Caching reuses previously downloaded responses to save bandwidth and load times.

  • When a client first fetches a resource, the server responds with the payload alongside three headers: Cache-Control (sets max duration), ETag (a unique hash of the payload), and Last-Modified.
  • On subsequent requests, the client sends conditional headers: If-None-Match (carrying the ETag) or If-Modified-Since.
  • If the data on the server hasn't changed, the server saves bandwidth by sending an empty 304 Not Modified response, instructing the browser to use its cached copy. If it has changed, it sends a 200 OK with the new data and a new ETag.

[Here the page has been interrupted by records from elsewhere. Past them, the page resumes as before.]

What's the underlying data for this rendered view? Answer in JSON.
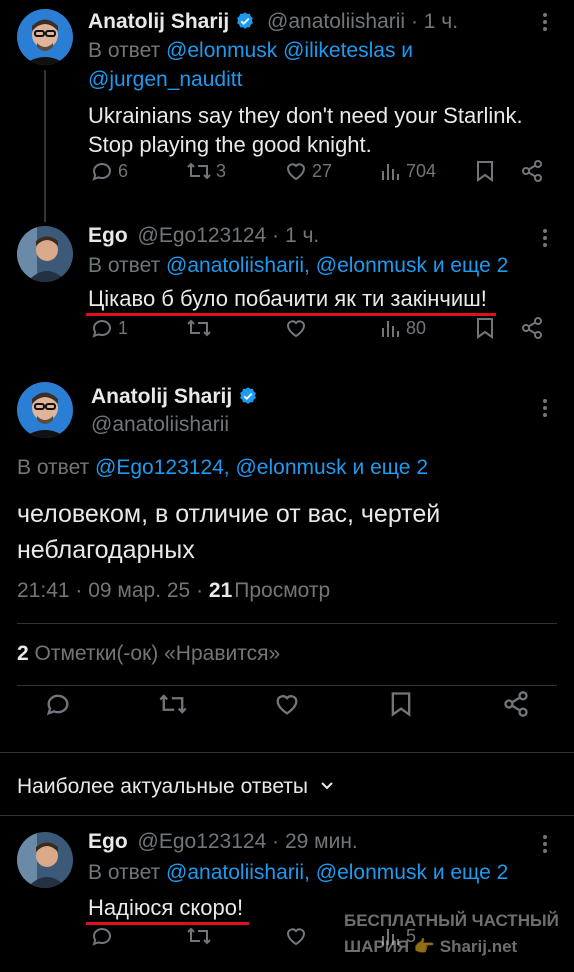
{
  "tweet1": {
    "name": "Anatolij Sharij",
    "handle": "@anatoliisharii",
    "time": "· 1 ч.",
    "reply_prefix": "В ответ",
    "reply_mention1": "@elonmusk",
    "reply_mention2": "@iliketeslas",
    "reply_and": "и",
    "reply_mention3": "@jurgen_nauditt",
    "text_line1": "Ukrainians say they don't need your Starlink.",
    "text_line2": "Stop playing the good knight.",
    "replies": "6",
    "retweets": "3",
    "likes": "27",
    "views": "704"
  },
  "tweet2": {
    "name": "Ego",
    "handle": "@Ego123124",
    "time": "· 1 ч.",
    "reply_prefix": "В ответ",
    "reply_mentions": "@anatoliisharii, @elonmusk",
    "reply_more": "и еще 2",
    "text": "Цікаво б було побачити як ти закінчиш!",
    "replies": "1",
    "views": "80"
  },
  "main": {
    "name": "Anatolij Sharij",
    "handle": "@anatoliisharii",
    "reply_prefix": "В ответ",
    "reply_mentions": "@Ego123124, @elonmusk",
    "reply_more": "и еще 2",
    "text_line1": "человеком, в отличие от вас, чертей",
    "text_line2": "неблагодарных",
    "timestamp": "21:41 · 09 мар. 25 ·",
    "views_count": "21",
    "views_label": "Просмотр",
    "likes_count": "2",
    "likes_label": "Отметки(-ок) «Нравится»"
  },
  "sort": {
    "label": "Наиболее актуальные ответы",
    "chevron": "⌄"
  },
  "tweet3": {
    "name": "Ego",
    "handle": "@Ego123124",
    "time": "· 29 мин.",
    "reply_prefix": "В ответ",
    "reply_mentions": "@anatoliisharii, @elonmusk",
    "reply_more": "и еще 2",
    "text": "Надіюся скоро!",
    "views": "5"
  },
  "watermark": {
    "line1": "БЕСПЛАТНЫЙ ЧАСТНЫЙ",
    "line2": "ШАРИЯ 👉 Sharij.net"
  },
  "colors": {
    "background": "#000000",
    "text": "#e7e9ea",
    "secondary": "#71767b",
    "accent": "#1d9bf0",
    "underline": "#e0101a"
  }
}
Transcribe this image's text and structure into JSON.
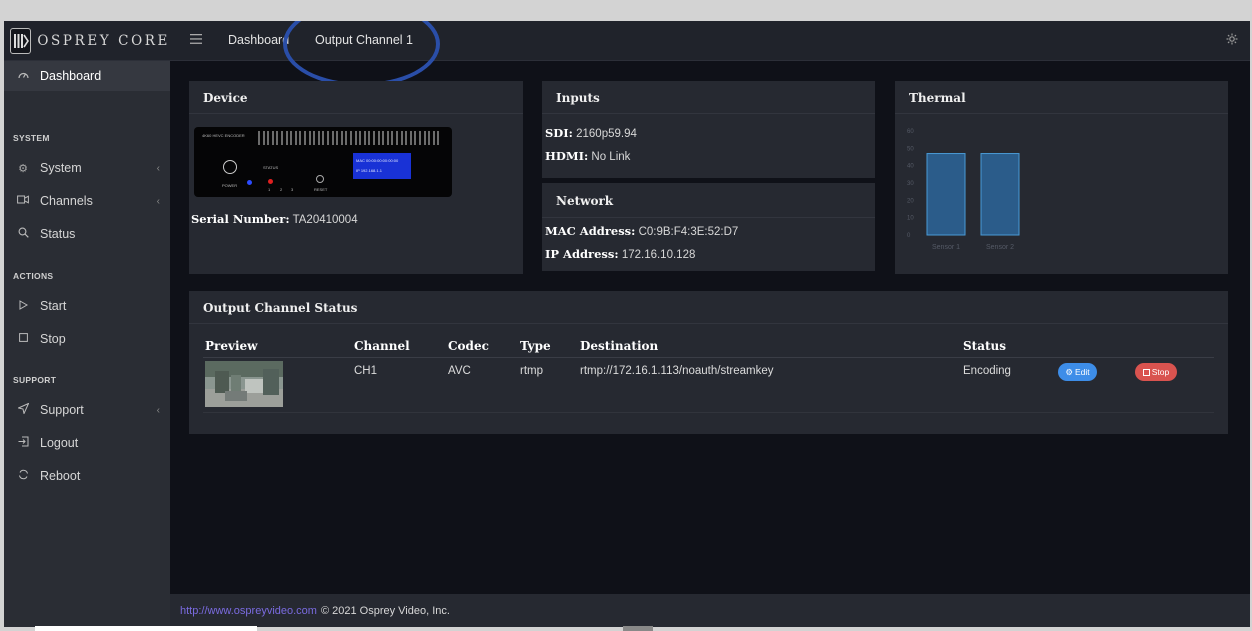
{
  "brand": {
    "logo_text": "OSPREY CORE"
  },
  "header": {
    "menu_icon": "hamburger-icon",
    "links": [
      "Dashboard",
      "Output Channel 1"
    ],
    "settings_icon": "gear-icon"
  },
  "sidebar": {
    "items": [
      {
        "label": "Dashboard",
        "icon": "gauge-icon"
      },
      {
        "label": "System",
        "icon": "gear-icon"
      },
      {
        "label": "Channels",
        "icon": "video-icon"
      },
      {
        "label": "Status",
        "icon": "magnifier-icon"
      },
      {
        "label": "Start",
        "icon": "play-icon"
      },
      {
        "label": "Stop",
        "icon": "stop-icon"
      },
      {
        "label": "Support",
        "icon": "send-icon"
      },
      {
        "label": "Logout",
        "icon": "logout-icon"
      },
      {
        "label": "Reboot",
        "icon": "reboot-icon"
      }
    ],
    "sections": [
      "SYSTEM",
      "ACTIONS",
      "SUPPORT"
    ]
  },
  "device": {
    "title": "Device",
    "serial_label": "Serial Number:",
    "serial_value": "TA20410004",
    "image": {
      "model": "4K60 HEVC ENCODER",
      "status": "STATUS",
      "power": "POWER",
      "leds": [
        "1",
        "2",
        "3"
      ],
      "reset": "RESET",
      "screen_mac": "MAC 00:00:00:00:00:00",
      "screen_ip": "IP  192.168.1.1"
    }
  },
  "inputs": {
    "title": "Inputs",
    "sdi_label": "SDI:",
    "sdi_value": "2160p59.94",
    "hdmi_label": "HDMI:",
    "hdmi_value": "No Link"
  },
  "network": {
    "title": "Network",
    "mac_label": "MAC Address:",
    "mac_value": "C0:9B:F4:3E:52:D7",
    "ip_label": "IP Address:",
    "ip_value": "172.16.10.128"
  },
  "thermal": {
    "title": "Thermal"
  },
  "chart_data": {
    "type": "bar",
    "categories": [
      "Sensor 1",
      "Sensor 2"
    ],
    "values": [
      47,
      47
    ],
    "ylim": [
      0,
      60
    ],
    "yticks": [
      0,
      10,
      20,
      30,
      40,
      50,
      60
    ],
    "grid": false,
    "bar_color": "#2b5c8a",
    "bar_edge_color": "#4a9ad6"
  },
  "output_status": {
    "title": "Output Channel Status",
    "columns": [
      "Preview",
      "Channel",
      "Codec",
      "Type",
      "Destination",
      "Status"
    ],
    "rows": [
      {
        "channel": "CH1",
        "codec": "AVC",
        "type": "rtmp",
        "destination": "rtmp://172.16.1.113/noauth/streamkey",
        "status": "Encoding",
        "edit_label": "Edit",
        "stop_label": "Stop"
      }
    ]
  },
  "footer": {
    "link": "http://www.ospreyvideo.com",
    "text": "© 2021 Osprey Video, Inc."
  },
  "colors": {
    "accent_blue": "#3d8de8",
    "stop_red": "#d9534f",
    "highlight_ring": "#2a4ea8",
    "footer_link": "#7a6be0"
  }
}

9. Content Negotiation and Compression

Clients and servers can negotiate the best format to exchange data.

  • The client sends preferences via Accept (e.g., application/json vs application/xml), Accept-Language (e.g., en vs es), and Accept-Encoding (e.g., gzip).
  • The server responds with the appropriate format.
  • Compression: By negotiating an encoding like gzip, a server can drastically compress text responses (e.g., shrinking a 26MB JSON payload down to 3.8MB) to save massive amounts of network bandwidth.

10. Handling Large Data Transfers

  • Large Client Uploads (Images/Video): Standard JSON is terrible for binary data. Instead, clients use a multipart/form-data request. This breaks the file into chunks separated by a unique string delimiter defined in the boundary header.
  • Large Server Downloads: To prevent timing out, the server streams the file in chunks using Content-Type: text/event-stream and Connection: keep-alive. The browser continually appends these chunks until the transfer finishes.

11. Security (SSL/TLS & HTTPS)

  • TLS (Transport Layer Security): The modern, secure replacement for the outdated SSL protocol.
  • It encrypts data in transit to prevent interception (eavesdropping) or tampering, utilizing certificates to verify the server's identity.
  • HTTPS: Simply the standard HTTP protocol wrapped inside a secure TLS connection.